Tesla développe son propre système de conduite autonome, le Full Self-Driving, mais celui-ci reste pour l'instant en phase de test et nécessite toujours une supervision humaine. La société d'Elon Musk a récemment présenté son "Cybercab", un robotaxi sans volant ni pédales, dont le lancement commercial n'interviendrait pas avant 2027.
En Chine, des entreprises comme Baidu avec Apollo Go ou Pony.ai déploient leurs propres flottes de véhicules autonomes dans plusieurs villes. Le marché mondial de la conduite autonome pourrait atteindre 2 000 milliards de dollars d'ici 2030, selon les projections de McKinsey.
L'avenir s'écrit maintenant
Malgré les défis, Waymo poursuit son expansion. L'entreprise prévoit d'étendre ses services à Austin et Atlanta dans les prochains mois, et l'arrivée dans la Silicon Valley marque clairement son ambition de devenir le leader incontesté du secteur.

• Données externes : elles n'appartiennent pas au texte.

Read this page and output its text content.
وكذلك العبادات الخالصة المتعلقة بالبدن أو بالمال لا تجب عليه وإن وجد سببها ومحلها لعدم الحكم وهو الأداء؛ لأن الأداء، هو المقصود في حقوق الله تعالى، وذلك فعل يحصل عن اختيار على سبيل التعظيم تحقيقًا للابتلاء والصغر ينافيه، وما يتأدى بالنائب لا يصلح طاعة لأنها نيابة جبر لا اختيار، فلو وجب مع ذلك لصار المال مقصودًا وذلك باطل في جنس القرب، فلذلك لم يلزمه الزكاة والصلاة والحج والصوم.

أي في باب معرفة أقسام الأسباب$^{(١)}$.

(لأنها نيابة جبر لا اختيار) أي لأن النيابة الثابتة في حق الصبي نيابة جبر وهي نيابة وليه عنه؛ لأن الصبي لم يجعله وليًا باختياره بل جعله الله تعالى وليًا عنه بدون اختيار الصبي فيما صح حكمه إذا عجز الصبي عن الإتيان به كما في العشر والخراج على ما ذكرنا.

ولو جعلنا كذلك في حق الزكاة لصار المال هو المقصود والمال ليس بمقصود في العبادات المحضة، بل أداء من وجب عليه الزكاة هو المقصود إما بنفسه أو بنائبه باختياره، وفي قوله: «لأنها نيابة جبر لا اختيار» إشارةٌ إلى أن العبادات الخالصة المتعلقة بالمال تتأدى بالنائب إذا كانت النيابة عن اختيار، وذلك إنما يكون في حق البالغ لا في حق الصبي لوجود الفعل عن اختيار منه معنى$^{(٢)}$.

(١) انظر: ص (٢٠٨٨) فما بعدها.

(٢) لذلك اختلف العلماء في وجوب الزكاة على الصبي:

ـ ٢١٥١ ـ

Pour les résidents de la région, ces véhicules fantômes représentent à la fois une curiosité technologique et un aperçu tangible de notre futur proche. Certains les adoptent avec enthousiasme, séduits par la nouveauté et le confort. D'autres restent sceptiques, préférant s'en remettre à l'expérience d'un conducteur en chair et en os.
Une chose est certaine : que nous soyons prêts ou non, les robots prennent le volant. Et dans les rues de notre région, cette révolution n'est plus une promesse lointaine, mais une réalité quotidienne qui redessine déjà nos habitudes de déplacement.